Bevor Sie fragen: Ich habe mich nicht hochgeschlafen. Nur hochgetwittert.
Wie geht das?
Maximal 140 Zeichen in das kleine Fensterchen tippen, absenden, fertig!
Sehr witzig. Ich meine natürlich: hochtwittern. Sie dürfen gern mit mehr als 140 Zeichen antworten!

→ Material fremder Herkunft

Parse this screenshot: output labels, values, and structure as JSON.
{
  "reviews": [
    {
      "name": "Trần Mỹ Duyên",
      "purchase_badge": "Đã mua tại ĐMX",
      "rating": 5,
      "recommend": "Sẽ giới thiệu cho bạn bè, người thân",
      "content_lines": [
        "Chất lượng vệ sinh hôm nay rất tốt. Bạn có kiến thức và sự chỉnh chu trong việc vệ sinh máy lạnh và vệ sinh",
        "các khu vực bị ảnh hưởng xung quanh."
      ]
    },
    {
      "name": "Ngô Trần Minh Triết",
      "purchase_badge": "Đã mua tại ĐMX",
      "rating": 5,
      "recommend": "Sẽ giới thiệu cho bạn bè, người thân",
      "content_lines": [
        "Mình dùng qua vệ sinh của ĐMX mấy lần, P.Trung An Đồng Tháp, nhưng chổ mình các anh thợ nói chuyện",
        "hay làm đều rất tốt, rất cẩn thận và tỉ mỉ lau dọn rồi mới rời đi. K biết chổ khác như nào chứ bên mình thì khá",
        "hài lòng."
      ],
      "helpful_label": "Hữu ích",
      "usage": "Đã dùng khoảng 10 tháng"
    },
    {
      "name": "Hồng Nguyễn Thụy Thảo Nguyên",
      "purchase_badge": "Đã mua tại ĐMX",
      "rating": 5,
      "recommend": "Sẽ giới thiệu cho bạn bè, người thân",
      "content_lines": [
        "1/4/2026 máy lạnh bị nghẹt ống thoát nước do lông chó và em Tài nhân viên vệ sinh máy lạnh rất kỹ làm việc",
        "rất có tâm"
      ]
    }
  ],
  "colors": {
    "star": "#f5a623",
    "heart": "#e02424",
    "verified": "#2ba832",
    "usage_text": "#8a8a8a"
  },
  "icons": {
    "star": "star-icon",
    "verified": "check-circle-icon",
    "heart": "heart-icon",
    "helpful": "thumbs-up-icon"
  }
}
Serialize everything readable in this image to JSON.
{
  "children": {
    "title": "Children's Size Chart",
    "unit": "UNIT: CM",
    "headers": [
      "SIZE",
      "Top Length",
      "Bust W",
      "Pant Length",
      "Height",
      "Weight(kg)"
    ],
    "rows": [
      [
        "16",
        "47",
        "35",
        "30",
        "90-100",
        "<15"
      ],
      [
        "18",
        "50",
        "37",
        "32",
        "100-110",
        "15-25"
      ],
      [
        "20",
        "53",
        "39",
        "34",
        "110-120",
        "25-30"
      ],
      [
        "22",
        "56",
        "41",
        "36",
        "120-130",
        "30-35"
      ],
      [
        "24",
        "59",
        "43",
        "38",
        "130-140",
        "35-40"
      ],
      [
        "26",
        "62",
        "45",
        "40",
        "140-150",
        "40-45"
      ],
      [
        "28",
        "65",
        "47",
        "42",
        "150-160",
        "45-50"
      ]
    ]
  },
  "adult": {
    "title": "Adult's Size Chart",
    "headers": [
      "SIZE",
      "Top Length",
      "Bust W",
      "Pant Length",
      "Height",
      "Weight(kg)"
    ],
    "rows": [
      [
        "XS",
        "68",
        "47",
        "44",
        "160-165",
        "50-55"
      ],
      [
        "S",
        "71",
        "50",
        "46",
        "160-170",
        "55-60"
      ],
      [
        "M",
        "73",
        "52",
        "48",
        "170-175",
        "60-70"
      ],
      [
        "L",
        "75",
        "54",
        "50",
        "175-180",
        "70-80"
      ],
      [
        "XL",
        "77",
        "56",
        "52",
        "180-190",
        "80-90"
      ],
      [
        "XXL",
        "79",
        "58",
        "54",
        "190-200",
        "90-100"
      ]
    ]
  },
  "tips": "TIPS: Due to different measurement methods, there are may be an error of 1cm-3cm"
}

Das kann ich gar nicht mehr. Nein ernsthaft: Hochtwittern heißt in meinem Fall wohl, offenbar so gut zu twittern, dass es die Aufmerksamkeit von Redaktionen erregt. Twitter ist für mich so etwas wie eine Visitenkarte.
Wie würden Sie einem Blinden Ihr Aussehen beschreiben?
Das erste, was anderen an mir auffällt, ist wohl meine Größe. Ich bin ziemlich klein. Unter 1,60. Auch deswegen ist Twitter vielleicht ganz hilfreich gewesen. Im “wahren Leben” werde ich wohl eher unterschätzt, nicht ernst genommen. Kindchenschema: klein, kurze, lockige Haare, große Augen. Aber: große Klappe.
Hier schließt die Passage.